“We can complain because rose bushes have thorns, or we can rejoice because thorn bushes have roses.” That is a powerful statement from Abraham Lincoln that illustrates both the power and the problem with perspective.
We all have unique ways of looking at things in life and in business, and each provides a stream of experience in which we operate. But how can you optimize your perspective to reimagine what’s possible and to ultimately harness it for entrepreneurial success?
Here are four ways you can rewire your perspective to better approach situations and to make what sometimes seems insurmountable much more tolerable and attainable.
1. Perspective when interpreting your position.
Think of the last time you were driving in a large city. As you drove along the road, you focused on the immediate environment. You saw the signs ahead of you, the lights overhead and the lines on the road. You heard the cars beside you, the people talking outside your window and the vibrant buzz of the city.
Even though you were in the middle of a sprawling urban environment -- with thousands of people from varying backgrounds living and working in hundreds of building sprouting from the web of streets and alleys -- you were ultimately only concerned with the road you were on at that moment. Your focus was contained to the immediate environment as if you were driving down any other road in a small town.
The same perspective should be used when thinking of your position in the market or your position in the maturity of your business. Don’t be overwhelmed with the enormity of the industry or the size and maturity of your competitors. Understand that you can’t get caught up in the burden of scale. Maintain your perspective, and keep driving toward your stated goal.
2. Perspective when viewing and interacting with your community.
Too often entrepreneurs produce content for the masses without taking into consideration the personal side of the transaction. While there is nothing wrong with the goal of reaching thousands of people, you have to make sure you do certain things to form a more lasting relationship with those who might come across your content.
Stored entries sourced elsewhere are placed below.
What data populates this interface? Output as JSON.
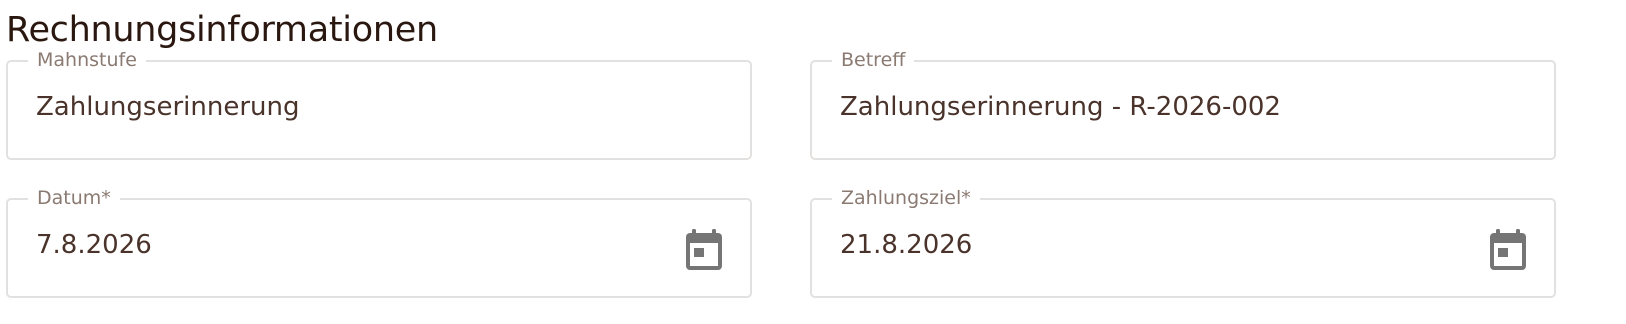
{
  "section": {
    "title": "Rechnungsinformationen"
  },
  "fields": {
    "mahnstufe": {
      "label": "Mahnstufe",
      "value": "Zahlungserinnerung"
    },
    "betreff": {
      "label": "Betreff",
      "value": "Zahlungserinnerung - R-2026-002"
    },
    "datum": {
      "label": "Datum*",
      "value": "7.8.2026",
      "icon": "calendar-icon"
    },
    "zahlungsziel": {
      "label": "Zahlungsziel*",
      "value": "21.8.2026",
      "icon": "calendar-icon"
    }
  },
  "colors": {
    "text": "#4a332a",
    "title": "#2a1810",
    "label": "#8a7a72",
    "border": "#e3e1df",
    "icon": "#757575"
  }
}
In particular, you should always craft content that speaks to that single person sitting on the other side of the screen. Think to yourself how they might interact with your website. What information are they seeking by reading through your content? Address their needs and wants instead of simply publishing content for content’s sake. Speak directly to them by using the word “you” instead of “we” or other generalities.
In addition, remember the person consuming your content is a human being just like you. They have worries and responsibilities. They have families and jobs, as well as desires and dreams. Treat those who you are fortunate enough to interact with online as individuals, each providing value in their own unique way.
3. Perspective when managing your operations.
Artists and architects lean heavily on perspective to make objects fit together properly to create masterpieces of art and function. Without the orderly alignment of objects, chaos would ensue.
Your approach to business operations is no different. Even if you don’t fully understand the intricacies all of the moving parts of your business, you still need to have a general grasp of the concepts and components making it all happen.
Also, with the number of plates spinning in the air, you need to understand priority and embrace delegation. Far too many entrepreneurs fall into the trap of losing track of all of their tasks and refusing to delegate to others. Use perspective to understand how your business operates and how you might improve efficiencies by distributing work.
4. Perspective when looking at the big picture.
You are a hard-charging entrepreneur with dreams of exceeding even your wildest expectations. Fame, fortune and notoriety may be your end goal, but perspective demands you look elsewhere for true fulfillment. As you spend the long arduous hours in front of the keyboard, don’t forget the unsung heroes in your life providing you support along the way.
Your family should remain your top priority. Some of the most successful entrepreneurs find the most satisfaction in the fact that they are a successful parent first. Don’t get so caught up in the hustle that you forget what truly matters. Take a break, and help your kids with their homework. Leave work to attend their school play. Even better, engage with them, and share your journey. Then sit back and soak in the unfiltered feedback you’re sure to receive.
Following these methods will allow you to move forward in your business with a mindset adjusted and refined for the uncertain, and often frustrating, aspects of entrepreneurship. Any strategic advantage you can gain now should be welcomed with open arms and adopted as soon as possible -- at least from my perspective.